Multi-screen laptops are a thing, and have been a thing for a while. I vividly remember the ThinkPad W700DS, which had a pull-out, secondary screen years before people started packing USB monitors in their bags. But what about a laptop with a secondary touchscreen, in a convenient place, and a lot smaller than any similar design I’ve seen?
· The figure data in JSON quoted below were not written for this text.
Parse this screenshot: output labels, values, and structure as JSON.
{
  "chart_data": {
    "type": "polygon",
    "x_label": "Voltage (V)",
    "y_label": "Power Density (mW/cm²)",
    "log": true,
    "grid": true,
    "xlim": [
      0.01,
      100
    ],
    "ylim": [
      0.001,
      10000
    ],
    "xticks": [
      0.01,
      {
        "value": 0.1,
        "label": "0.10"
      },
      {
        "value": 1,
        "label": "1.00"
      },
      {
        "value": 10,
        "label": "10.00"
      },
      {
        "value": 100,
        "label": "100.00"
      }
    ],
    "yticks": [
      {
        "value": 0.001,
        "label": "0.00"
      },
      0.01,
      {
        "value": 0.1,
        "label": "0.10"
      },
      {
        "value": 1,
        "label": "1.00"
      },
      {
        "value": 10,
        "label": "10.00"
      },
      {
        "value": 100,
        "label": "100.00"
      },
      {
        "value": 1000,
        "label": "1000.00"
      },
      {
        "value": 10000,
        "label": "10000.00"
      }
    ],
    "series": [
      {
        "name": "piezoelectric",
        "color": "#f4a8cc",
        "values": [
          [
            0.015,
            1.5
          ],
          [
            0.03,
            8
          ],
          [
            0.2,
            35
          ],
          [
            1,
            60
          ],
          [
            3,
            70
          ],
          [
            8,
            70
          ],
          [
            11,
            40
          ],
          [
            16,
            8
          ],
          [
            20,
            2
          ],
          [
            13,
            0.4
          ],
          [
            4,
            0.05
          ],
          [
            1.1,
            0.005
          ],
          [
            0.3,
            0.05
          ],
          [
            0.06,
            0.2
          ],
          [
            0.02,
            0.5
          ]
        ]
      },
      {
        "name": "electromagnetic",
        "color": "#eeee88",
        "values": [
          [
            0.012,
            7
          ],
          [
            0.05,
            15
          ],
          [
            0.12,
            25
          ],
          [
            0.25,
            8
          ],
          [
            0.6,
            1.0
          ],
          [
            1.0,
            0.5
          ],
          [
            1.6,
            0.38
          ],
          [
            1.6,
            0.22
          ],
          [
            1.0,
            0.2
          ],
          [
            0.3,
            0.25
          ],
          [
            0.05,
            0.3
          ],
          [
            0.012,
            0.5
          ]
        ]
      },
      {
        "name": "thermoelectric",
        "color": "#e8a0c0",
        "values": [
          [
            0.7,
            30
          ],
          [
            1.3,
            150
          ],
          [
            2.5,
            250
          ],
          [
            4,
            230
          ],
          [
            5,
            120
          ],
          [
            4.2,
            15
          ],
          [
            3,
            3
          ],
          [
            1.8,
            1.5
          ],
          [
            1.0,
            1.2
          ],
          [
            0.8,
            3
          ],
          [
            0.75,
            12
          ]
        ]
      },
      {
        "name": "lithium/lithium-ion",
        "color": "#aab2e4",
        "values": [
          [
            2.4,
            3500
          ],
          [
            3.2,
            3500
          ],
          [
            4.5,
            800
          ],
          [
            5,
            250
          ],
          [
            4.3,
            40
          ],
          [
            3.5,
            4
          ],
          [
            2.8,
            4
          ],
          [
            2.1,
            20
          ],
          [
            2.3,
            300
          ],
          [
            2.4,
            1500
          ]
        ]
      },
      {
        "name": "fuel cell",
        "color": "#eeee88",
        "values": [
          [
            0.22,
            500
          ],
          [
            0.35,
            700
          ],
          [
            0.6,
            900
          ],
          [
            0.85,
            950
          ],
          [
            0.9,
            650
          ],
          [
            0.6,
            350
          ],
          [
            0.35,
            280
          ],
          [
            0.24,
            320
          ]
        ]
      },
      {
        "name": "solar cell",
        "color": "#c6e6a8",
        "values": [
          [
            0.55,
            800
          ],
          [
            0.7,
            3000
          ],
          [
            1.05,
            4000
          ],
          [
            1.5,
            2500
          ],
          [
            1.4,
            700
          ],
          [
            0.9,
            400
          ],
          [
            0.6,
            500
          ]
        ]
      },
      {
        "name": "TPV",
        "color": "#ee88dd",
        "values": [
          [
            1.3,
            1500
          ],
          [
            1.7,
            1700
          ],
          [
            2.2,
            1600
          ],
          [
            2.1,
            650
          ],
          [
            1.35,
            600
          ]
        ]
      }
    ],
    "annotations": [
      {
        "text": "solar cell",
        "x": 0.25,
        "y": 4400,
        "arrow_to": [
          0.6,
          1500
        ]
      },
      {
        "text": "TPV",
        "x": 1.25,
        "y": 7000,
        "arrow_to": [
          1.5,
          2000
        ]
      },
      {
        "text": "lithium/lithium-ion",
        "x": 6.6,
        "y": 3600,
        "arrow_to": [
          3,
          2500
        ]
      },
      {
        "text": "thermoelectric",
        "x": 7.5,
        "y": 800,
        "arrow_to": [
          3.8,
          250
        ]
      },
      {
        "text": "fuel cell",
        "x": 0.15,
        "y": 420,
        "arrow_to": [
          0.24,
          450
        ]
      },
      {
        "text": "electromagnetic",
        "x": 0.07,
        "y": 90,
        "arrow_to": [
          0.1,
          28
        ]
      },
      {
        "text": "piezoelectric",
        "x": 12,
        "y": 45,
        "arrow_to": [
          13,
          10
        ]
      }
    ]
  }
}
The SZBox DSX156 uses a standard 15.6-inch 1080p screen up top, plus a 7-inch touchscreen to the left of the keyboard on the bottom. Again, this isn’t a new idea—we’ve seen the secondary touchscreen on a couple of laptops, like one of Lenovo’s ThinkBook offshoots or the Asus Zephyrus Duo. But both of those are fairly beefy designs, much closer to a “workstation” than a standard laptop. This one crams the secondary functionality into a laptop that’s shockingly normal-sized and just 1.6 kilograms (3.53 pounds), and I can see how touch-friendly apps on the secondary screen would make sense.

AliExpress
Unfortunately, I don’t think I’ll be checking it out. There are several red flags for this design, which Liliputing says is now on its second revision. One, the dimensions don’t make sense. A full-sized ANSI keyboard is about 11 inches wide, while a 15.6-inch 1080p screen is 13.6 inches wide. Based on those dimensions and the 7-inch 1280×800 touchscreen (5.6 inches wide without adding in the bezel), and accounting for the 357mm/14-inch total width, it seems like the keyboard on the DSX156 must be very squished, like something sized for a small tablet. (This is why the ThinkBook that had a roughly similar layout was over 17 inches on the primary screen.)
Based on the specs listed at AliExpress, it’s also pretty light on power, with an Intel N100 processor and a single slot for DDR4 RAM that I wouldn’t trust to handle that secondary touchscreen at the same time as Windows 11. A 5,400mAh battery is tiny for any laptop, let alone for one with two screens—that’s the size of a phone battery—so I think it might be a typo. (Maybe 54 watt-hours?) At least it’s affordable, showing as $425.12 at the time of this writing… but that’s without RAM, storage, or an operating system.
Still, the fact that this exists seems to indicate that we can fit bigger secondary screens in smaller laptops, if not without compromise. I think it’s worth investigating if you happen to be a laptop maker looking for ways to make a new model stand out from the crowd.